Biofourmis, a digital therapeutics company, and Brigham and Women’s Hospital are rolling out an artificial intelligence-driven remote monitoring solution nationally. The solution, Biovitals Hospital@Home, can help hospitals quickly deploy a hospital-at-home program.
The solution allows clinicians to continuously monitor multiple physiology signals, through wearable biosensors and peripherals, for patients with acute and complex conditions, Kuldeep Singh Rajput, CEO and founder of Biofourmis, said via email. The remote monitoring is supplemented by in-home visits by the patient’s care team.
“The data is processed in near real-time to provide clinical teams with a predictive view of a patient’s disease trajectory and to detect issues and intervene early, [preventing] potential medical crises,” he said. “This approach has been demonstrated to decrease readmissions and emergency department visits and reduce overall healthcare costs.”
The solution also includes a companion app for patients that provides personalized content and allows them to communicate with their care team.
Biofourmis and Brigham and Women’s Hospital worked together to develop the Biovitals Hospital@Home solution. In January, Brigham published a study in the Annals of Internal Medicine that showed the efficacy of its home hospital program, which utilized the co-developed solution. Researchers found that the program improved outcomes, with 7% of home hospital patients being readmitted within 30 days as compared to 23% of inpatients, Rajput said. In addition, the mean cost of care per episode was 38% lower for home hospital patients than inpatients.
“Our research at Brigham Health Home Hospital has shown that we can deliver hospital-level care in our patients’ homes with lower readmission rates, more physical mobility, and a positive patient experience,” said Dr. David Levine, assistant professor of medicine and medical director of strategy and innovation for Brigham Health Home Hospital, in an email.
The hospital and company continued to work together to refine the solution and scale it, so it could be rolled out for use by other healthcare organizations around the country.
The national launch of the solution comes on the heels of CMS announcing an Acute Hospital Care At Home program, which allows certain health systems to provide hospital-level at patients’ homes for more than 60 conditions, including asthma, congestive heart failure and pneumonia.
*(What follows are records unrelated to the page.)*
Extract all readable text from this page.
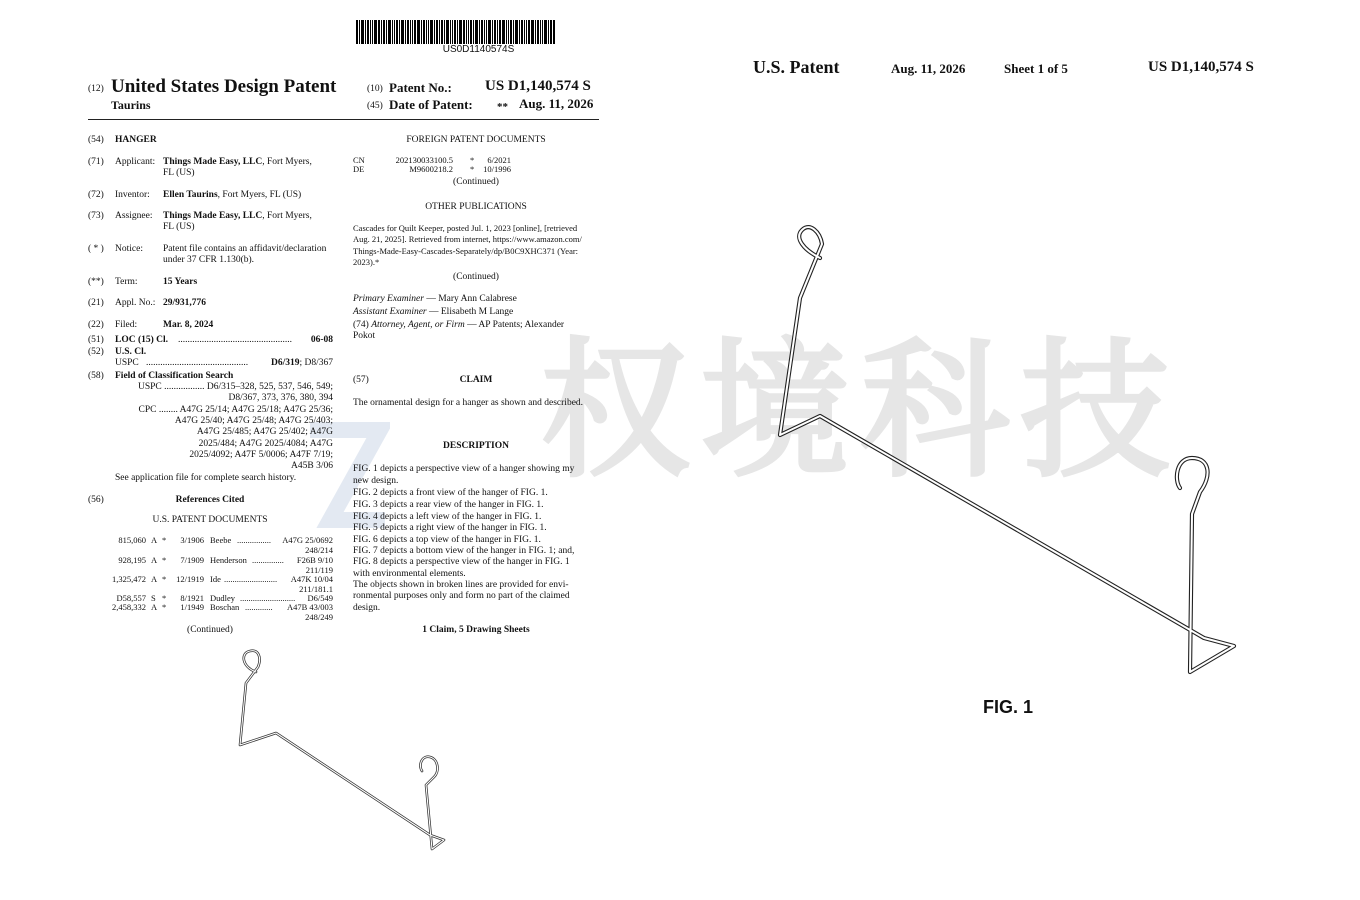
权境科技
US0D1140574S
(12) United States Design Patent	(10) Patent No.: US D1,140,574 S
Taurins	(45) Date of Patent: ** Aug. 11, 2026
(54) HANGER
(71) Applicant: Things Made Easy, LLC, Fort Myers,
FL (US)
(72) Inventor: Ellen Taurins, Fort Myers, FL (US)
(73) Assignee: Things Made Easy, LLC, Fort Myers,
FL (US)
( * ) Notice: Patent file contains an affidavit/declaration
under 37 CFR 1.130(b).
(**) Term:	15 Years
(21) Appl. No.: 29/931,776
(22) Filed:	Mar. 8, 2024
(51) LOC (15) Cl. ................................................	06-08
(52) U.S. Cl.
USPC ...........................................	D6/319; D8/367
(58) Field of Classification Search
USPC ................. D6/315–328, 525, 537, 546, 549;
D8/367, 373, 376, 380, 394
CPC ........ A47G 25/14; A47G 25/18; A47G 25/36;
A47G 25/40; A47G 25/48; A47G 25/403;
A47G 25/485; A47G 25/402; A47G
2025/484; A47G 2025/4084; A47G
2025/4092; A47F 5/0006; A47F 7/19;
A45B 3/06
See application file for complete search history.
(56)	References Cited
U.S. PATENT DOCUMENTS
815,060 A *	3/1906 Beebe ................	A47G 25/0692
248/214
928,195 A *	7/1909 Henderson ...............	F26B 9/10
211/119
1,325,472 A *	12/1919 Ide .........................	A47K 10/04
211/181.1
D58,557 S *	8/1921 Dudley ..........................	D6/549
2,458,332 A *	1/1949 Boschan .............	A47B 43/003
248/249
(Continued)
FOREIGN PATENT DOCUMENTS
CN	202130033100.5 *	6/2021
DE	M9600218.2 *	10/1996
(Continued)
OTHER PUBLICATIONS
Cascades for Quilt Keeper, posted Jul. 1, 2023 [online], [retrieved
Aug. 21, 2025]. Retrieved from internet, https://www.amazon.com/
Things-Made-Easy-Cascades-Separately/dp/B0C9XHC371 (Year:
2023).*
(Continued)
Primary Examiner — Mary Ann Calabrese
Assistant Examiner — Elisabeth M Lange
(74) Attorney, Agent, or Firm — AP Patents; Alexander
Pokot
(57)	CLAIM
The ornamental design for a hanger as shown and described.
DESCRIPTION
FIG. 1 depicts a perspective view of a hanger showing my
new design.
FIG. 2 depicts a front view of the hanger of FIG. 1.
FIG. 3 depicts a rear view of the hanger in FIG. 1.
FIG. 4 depicts a left view of the hanger in FIG. 1.
FIG. 5 depicts a right view of the hanger in FIG. 1.
FIG. 6 depicts a top view of the hanger in FIG. 1.
FIG. 7 depicts a bottom view of the hanger in FIG. 1; and,
FIG. 8 depicts a perspective view of the hanger in FIG. 1
with environmental elements.
The objects shown in broken lines are provided for envi-
ronmental purposes only and form no part of the claimed
design.
1 Claim, 5 Drawing Sheets
U.S. Patent	Aug. 11, 2026	Sheet 1 of 5	US D1,140,574 S
FIG. 1
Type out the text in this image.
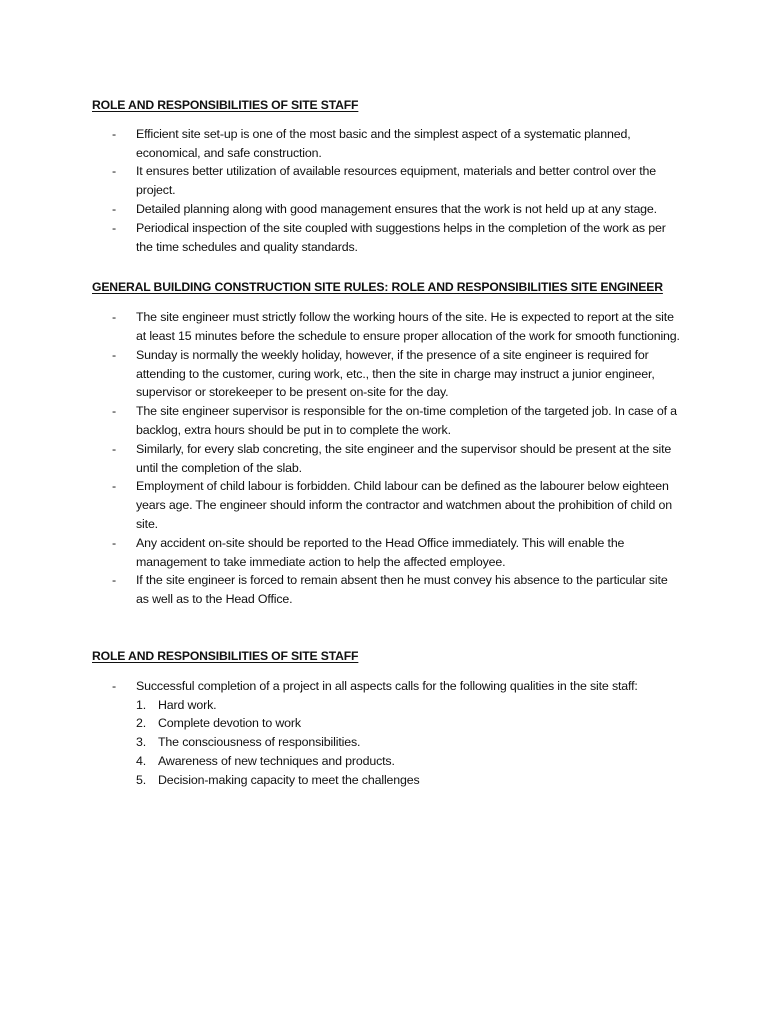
ROLE AND RESPONSIBILITIES OF SITE STAFF

- Efficient site set-up is one of the most basic and the simplest aspect of a systematic planned, economical, and safe construction.
- It ensures better utilization of available resources equipment, materials and better control over the project.
- Detailed planning along with good management ensures that the work is not held up at any stage.
- Periodical inspection of the site coupled with suggestions helps in the completion of the work as per the time schedules and quality standards.

GENERAL BUILDING CONSTRUCTION SITE RULES: ROLE AND RESPONSIBILITIES SITE ENGINEER

- The site engineer must strictly follow the working hours of the site. He is expected to report at the site at least 15 minutes before the schedule to ensure proper allocation of the work for smooth functioning.
- Sunday is normally the weekly holiday, however, if the presence of a site engineer is required for attending to the customer, curing work, etc., then the site in charge may instruct a junior engineer, supervisor or storekeeper to be present on-site for the day.
- The site engineer supervisor is responsible for the on-time completion of the targeted job. In case of a backlog, extra hours should be put in to complete the work.
- Similarly, for every slab concreting, the site engineer and the supervisor should be present at the site until the completion of the slab.
- Employment of child labour is forbidden. Child labour can be defined as the labourer below eighteen years age. The engineer should inform the contractor and watchmen about the prohibition of child on site.
- Any accident on-site should be reported to the Head Office immediately. This will enable the management to take immediate action to help the affected employee.
- If the site engineer is forced to remain absent then he must convey his absence to the particular site as well as to the Head Office.

ROLE AND RESPONSIBILITIES OF SITE STAFF

- Successful completion of a project in all aspects calls for the following qualities in the site staff:
1. Hard work.
2. Complete devotion to work
3. The consciousness of responsibilities.
4. Awareness of new techniques and products.
5. Decision-making capacity to meet the challenges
Patients from participating hospitals can be admitted to the program from emergency departments and inpatient hospital beds after an in-person physician evaluation is performed. Patients can choose whether to receive care at home or in the traditional hospital setting.
“During these challenging times, a focus on the home is critical,” Levine added. “We are so encouraged that CMS is taking this important step, which will allow hospitals across the country to increase their capacity while delivering the care all patients deserve.”
The CMS Acute Hospital Care At Home program was developed to allow hospitals to rapidly increase their capacity and provide care to patients outside a traditional hospital setting as Covid-19 hospitalizations surge nationwide.
According to data from the COVID Tracking Project, there were 96,039 people hospitalized with Covid-19 in the U.S. as of Nov. 30.